Tumor-infiltrating lymphocyte grade in primary melanomas is independently associated with melanoma-specific survival in the population-based genes, environment and melanoma study.
Thomas NE., Busam KJ., From L., Kricker A., Armstrong BK., Anton-Culver H., Gruber SB., Gallagher RP., Zanetti R., Rosso S., Dwyer T., Venn A., Kanetsky PA., Groben PA., Hao H., Orlow I., Reiner AS., Luo L., Paine S., Ollila DW., Wilcox H., Begg CB., Berwick M.

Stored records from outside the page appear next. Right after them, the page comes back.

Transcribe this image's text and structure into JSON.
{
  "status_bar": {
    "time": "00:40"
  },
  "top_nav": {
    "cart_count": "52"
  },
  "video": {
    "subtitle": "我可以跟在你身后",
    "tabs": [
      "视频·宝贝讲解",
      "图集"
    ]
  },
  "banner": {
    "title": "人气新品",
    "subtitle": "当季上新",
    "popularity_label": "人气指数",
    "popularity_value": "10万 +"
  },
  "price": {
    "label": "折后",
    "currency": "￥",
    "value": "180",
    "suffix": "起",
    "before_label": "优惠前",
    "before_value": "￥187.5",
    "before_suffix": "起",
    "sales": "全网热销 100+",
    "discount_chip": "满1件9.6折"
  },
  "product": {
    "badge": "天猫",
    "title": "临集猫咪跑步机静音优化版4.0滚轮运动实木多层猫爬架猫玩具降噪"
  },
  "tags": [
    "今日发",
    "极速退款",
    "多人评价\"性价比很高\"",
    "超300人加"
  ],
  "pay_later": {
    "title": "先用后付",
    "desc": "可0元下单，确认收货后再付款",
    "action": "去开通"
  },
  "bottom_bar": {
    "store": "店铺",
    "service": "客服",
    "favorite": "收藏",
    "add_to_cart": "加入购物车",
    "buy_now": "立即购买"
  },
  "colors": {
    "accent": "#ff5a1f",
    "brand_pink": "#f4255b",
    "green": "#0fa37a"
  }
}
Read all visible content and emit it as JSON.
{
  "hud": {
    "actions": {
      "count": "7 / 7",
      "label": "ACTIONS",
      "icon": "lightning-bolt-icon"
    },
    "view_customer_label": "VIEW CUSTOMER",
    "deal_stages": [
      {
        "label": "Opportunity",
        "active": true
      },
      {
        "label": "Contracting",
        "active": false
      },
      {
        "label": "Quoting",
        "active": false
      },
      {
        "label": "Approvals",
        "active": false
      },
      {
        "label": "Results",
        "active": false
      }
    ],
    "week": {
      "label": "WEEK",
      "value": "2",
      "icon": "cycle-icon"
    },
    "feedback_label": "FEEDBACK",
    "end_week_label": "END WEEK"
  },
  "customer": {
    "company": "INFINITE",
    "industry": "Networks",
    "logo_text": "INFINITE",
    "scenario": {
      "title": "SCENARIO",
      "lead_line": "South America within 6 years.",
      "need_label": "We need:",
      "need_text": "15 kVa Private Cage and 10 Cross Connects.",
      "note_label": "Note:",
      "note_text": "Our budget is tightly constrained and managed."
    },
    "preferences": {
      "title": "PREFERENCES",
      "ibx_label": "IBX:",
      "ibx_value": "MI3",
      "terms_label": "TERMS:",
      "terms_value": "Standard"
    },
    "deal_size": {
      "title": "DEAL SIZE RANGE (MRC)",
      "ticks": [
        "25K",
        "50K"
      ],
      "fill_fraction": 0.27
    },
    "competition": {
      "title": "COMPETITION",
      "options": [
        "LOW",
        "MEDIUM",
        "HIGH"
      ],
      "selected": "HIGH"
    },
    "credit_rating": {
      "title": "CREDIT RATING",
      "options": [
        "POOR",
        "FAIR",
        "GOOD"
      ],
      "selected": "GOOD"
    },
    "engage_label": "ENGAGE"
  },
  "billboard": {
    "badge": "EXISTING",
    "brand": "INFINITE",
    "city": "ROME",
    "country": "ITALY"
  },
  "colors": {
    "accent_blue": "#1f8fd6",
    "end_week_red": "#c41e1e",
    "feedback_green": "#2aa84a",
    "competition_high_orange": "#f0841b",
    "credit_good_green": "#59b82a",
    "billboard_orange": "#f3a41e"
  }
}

PURPOSE: Although most hospital-based studies suggest more favorable survival with tumor-infiltrating lymphocytes (TILs) present in primary melanomas, it is uncertain whether TILs provide prognostic information beyond existing melanoma staging definitions. We addressed the issue in an international population-based study of patients with single and multiple primary melanomas. PATIENTS AND METHODS: On the basis of the Genes, Environment and Melanoma (GEM) study, we conducted follow-up of 2,845 patients diagnosed from 1998 to 2003 with 3,330 invasive primary melanomas centrally reviewed for TIL grade (absent, nonbrisk, or brisk). The odds of TIL grades associated with clinicopathologic features and survival by TIL grade were examined. RESULTS: Independent predictors (P < .05) for nonbrisk TIL grade were site, histologic subtype, and Breslow thickness, and for brisk TIL grade, they were age, site, Breslow thickness, and radial growth phase. Nonbrisk and brisk TIL grades were each associated with lower American Joint Committee on Cancer (AJCC) tumor stage compared with TIL absence (P(trend) < .001). Death as a result of melanoma was 30% less with nonbrisk TIL grade (hazard ratio [HR], 0.7; 95% CI, 0.5 to 1.0) and 50% less with brisk TIL grade (HR, 0.5; 95% CI, 0.3 to 0.9) relative to TIL absence, adjusted for age, sex, site, and AJCC tumor stage. CONCLUSION: At the population level, higher TIL grade of primary melanoma is associated with a lower risk of death as a result of melanoma independently of tumor characteristics currently used for AJCC tumor stage. We conclude that TIL grade deserves further prospective investigation to determine whether it should be included in future AJCC staging revisions.